26 Sık sık yolculuk ettim. Irmaklarda, haydutlar arasında, gerek soydaşlarımın gerekse öteki ulusların arasında tehlikelere uğradım. Kentte, kırda, denizde, sahte kardeşler arasında tehlikelere düştüm.
In my frequent journeys, I have been in danger from rivers and from bandits, in danger from my countrymen and from the Gentiles, in danger in the city and in the country, in danger on the sea and among false brothers,
27 Emek verdim, sıkıntı çektim, çok kez uykusuz kaldım. Açlığı, susuzluğu tattım. Çok kez yiyecek sıkıntısı çektim, soğukta çıplak kaldım.
in labor and toil and often without sleep, in hunger and thirst and often without food, in cold and exposure.

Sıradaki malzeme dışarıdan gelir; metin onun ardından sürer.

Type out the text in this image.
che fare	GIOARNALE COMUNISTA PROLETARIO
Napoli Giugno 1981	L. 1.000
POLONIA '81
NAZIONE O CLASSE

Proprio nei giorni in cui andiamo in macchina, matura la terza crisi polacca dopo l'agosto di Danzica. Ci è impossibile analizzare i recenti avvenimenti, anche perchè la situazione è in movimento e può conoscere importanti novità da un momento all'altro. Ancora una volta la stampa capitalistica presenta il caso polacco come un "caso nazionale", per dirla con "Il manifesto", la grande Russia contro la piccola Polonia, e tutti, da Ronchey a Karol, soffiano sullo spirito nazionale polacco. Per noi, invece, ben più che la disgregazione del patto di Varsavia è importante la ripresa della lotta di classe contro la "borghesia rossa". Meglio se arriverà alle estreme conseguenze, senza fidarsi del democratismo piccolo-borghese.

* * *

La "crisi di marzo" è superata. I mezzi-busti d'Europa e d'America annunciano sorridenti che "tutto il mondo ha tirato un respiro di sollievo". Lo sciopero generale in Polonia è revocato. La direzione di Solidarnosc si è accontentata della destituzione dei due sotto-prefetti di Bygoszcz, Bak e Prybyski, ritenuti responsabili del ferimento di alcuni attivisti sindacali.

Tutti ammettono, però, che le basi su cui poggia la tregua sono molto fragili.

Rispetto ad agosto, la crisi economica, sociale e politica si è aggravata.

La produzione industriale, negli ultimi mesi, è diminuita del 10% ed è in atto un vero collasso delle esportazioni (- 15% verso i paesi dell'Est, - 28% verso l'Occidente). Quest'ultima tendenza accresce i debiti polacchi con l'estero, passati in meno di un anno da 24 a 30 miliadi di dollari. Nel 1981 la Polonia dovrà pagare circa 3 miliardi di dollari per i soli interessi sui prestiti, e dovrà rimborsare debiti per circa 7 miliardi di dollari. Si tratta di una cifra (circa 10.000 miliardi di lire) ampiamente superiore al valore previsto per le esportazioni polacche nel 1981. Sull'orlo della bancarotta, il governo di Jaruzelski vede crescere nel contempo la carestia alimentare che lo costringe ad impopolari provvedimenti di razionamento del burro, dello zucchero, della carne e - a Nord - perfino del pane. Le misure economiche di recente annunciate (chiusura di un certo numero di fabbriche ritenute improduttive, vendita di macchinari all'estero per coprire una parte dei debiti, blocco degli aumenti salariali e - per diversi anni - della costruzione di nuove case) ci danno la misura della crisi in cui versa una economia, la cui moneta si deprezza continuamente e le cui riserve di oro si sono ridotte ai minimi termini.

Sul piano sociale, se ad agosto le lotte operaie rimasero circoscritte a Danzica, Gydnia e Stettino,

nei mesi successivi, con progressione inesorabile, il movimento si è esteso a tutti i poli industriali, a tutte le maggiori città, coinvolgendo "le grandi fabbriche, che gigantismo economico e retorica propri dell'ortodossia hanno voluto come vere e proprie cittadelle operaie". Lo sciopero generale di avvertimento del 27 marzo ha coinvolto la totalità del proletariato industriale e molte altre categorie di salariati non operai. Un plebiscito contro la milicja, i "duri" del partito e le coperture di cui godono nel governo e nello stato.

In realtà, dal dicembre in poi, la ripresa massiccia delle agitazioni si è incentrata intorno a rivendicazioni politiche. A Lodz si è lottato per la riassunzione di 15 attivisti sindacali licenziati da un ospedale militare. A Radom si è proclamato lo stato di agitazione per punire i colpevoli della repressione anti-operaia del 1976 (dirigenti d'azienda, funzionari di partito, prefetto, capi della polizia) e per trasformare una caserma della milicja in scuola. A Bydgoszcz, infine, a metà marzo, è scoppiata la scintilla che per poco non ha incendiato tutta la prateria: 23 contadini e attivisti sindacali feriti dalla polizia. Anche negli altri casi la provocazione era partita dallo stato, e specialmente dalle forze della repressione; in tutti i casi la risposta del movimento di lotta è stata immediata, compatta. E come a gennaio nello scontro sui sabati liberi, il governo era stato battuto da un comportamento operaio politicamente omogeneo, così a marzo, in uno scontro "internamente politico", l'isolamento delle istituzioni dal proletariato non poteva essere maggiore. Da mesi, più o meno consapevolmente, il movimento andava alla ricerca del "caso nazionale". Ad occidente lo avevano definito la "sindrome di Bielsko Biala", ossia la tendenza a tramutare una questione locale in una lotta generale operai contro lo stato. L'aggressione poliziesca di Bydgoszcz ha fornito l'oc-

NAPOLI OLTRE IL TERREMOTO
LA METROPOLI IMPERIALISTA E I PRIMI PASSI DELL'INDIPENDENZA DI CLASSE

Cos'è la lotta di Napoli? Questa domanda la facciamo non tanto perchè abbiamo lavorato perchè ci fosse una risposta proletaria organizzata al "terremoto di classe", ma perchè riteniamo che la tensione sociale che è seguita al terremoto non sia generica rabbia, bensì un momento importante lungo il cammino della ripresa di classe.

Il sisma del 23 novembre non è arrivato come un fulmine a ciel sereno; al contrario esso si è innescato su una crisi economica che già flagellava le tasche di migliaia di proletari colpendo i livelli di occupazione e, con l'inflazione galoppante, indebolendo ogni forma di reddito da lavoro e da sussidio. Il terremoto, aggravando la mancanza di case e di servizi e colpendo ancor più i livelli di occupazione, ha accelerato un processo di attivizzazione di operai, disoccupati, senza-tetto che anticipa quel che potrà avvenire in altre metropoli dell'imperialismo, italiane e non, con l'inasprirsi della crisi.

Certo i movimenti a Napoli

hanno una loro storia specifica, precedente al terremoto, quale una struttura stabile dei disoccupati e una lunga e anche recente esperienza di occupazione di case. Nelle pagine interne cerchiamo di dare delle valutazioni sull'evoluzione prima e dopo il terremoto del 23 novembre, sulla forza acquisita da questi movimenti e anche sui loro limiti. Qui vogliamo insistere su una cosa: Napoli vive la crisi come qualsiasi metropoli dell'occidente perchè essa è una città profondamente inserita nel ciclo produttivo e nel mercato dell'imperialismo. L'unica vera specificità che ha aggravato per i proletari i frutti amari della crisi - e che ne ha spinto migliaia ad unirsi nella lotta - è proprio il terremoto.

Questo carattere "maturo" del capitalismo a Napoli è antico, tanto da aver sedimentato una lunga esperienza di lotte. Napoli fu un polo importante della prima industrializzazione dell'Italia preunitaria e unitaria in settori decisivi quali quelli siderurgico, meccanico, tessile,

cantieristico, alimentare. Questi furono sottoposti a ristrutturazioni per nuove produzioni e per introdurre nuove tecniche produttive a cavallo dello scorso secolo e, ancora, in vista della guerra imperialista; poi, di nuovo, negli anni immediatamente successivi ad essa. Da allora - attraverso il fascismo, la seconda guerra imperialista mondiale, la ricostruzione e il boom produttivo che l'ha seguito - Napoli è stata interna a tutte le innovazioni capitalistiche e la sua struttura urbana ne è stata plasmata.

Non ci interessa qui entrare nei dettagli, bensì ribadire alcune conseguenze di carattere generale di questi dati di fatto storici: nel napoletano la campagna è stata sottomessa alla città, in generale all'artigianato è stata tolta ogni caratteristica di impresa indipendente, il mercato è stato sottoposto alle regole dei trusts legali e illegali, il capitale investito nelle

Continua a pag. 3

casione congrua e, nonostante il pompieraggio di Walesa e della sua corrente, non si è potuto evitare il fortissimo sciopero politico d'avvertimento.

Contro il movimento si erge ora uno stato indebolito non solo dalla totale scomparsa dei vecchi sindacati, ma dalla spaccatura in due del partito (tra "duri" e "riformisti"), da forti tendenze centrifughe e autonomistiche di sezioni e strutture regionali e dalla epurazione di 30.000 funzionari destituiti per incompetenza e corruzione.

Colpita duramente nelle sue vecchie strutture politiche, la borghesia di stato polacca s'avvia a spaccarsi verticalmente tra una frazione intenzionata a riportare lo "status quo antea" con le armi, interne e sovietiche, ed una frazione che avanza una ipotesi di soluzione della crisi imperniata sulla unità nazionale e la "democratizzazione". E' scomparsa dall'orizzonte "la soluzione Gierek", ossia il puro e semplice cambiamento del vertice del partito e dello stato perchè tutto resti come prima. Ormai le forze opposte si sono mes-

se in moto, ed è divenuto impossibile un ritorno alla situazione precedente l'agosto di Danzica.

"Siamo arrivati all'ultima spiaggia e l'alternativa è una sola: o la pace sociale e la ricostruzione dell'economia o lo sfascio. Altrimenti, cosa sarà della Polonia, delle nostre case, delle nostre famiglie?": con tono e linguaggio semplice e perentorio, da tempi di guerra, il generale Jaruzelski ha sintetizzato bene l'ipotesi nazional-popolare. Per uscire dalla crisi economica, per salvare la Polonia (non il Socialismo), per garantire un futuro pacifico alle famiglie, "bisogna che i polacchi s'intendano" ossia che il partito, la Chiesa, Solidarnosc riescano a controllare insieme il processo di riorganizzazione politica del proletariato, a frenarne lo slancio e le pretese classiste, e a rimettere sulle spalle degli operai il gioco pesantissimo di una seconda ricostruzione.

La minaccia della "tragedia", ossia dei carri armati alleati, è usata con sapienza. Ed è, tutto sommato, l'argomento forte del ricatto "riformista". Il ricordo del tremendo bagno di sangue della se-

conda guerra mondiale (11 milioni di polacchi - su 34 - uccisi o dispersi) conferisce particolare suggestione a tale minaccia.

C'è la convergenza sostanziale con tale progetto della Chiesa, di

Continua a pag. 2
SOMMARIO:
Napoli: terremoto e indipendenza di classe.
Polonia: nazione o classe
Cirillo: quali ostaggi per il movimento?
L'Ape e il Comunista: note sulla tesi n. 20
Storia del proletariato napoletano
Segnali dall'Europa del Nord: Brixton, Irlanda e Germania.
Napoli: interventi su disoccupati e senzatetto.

28 Öbür sorunların yanısıra, bütün kiliseler için her gün çektiğim kaygının baskısı var üzerimde.
Apart from these external trials, I face daily the pressure of my concern for all the churches.
29 Kim güçsüz olur da ben güçsüz olmam? Kim günaha düşürülür de ben onun için yanmam?
Who is weak, and I am not weak? Who is led into sin, and I do not burn with grief?
30 Övünmem gerekiyorsa, güçsüzlüğümü gösteren şeylerle övüneceğim.
If I must boast, I will boast of the things that show my weakness.
31 Rab İsa'nın sonsuza dek övülecek olan Tanrısı ve Babası biliyor ki, yalan söylemiyorum. (aiōn )
The God and Father of the Lord Jesus, who is forever worthy of praise, knows that I am not lying. (aiōn )
32 Şam'da Kral Aretas'ın valisi beni yakalatmak için kenti denetim altına almıştı.
In Damascus, the governor under King Aretas secured the city of the Damascenes in order to arrest me.
33 Ama beni küfe içinde surdaki bir pencereden sarkıttılar; böylece onun elinden sıyrılıp kaçtım.
But I was lowered in a basket through a window in the wall and escaped his grasp.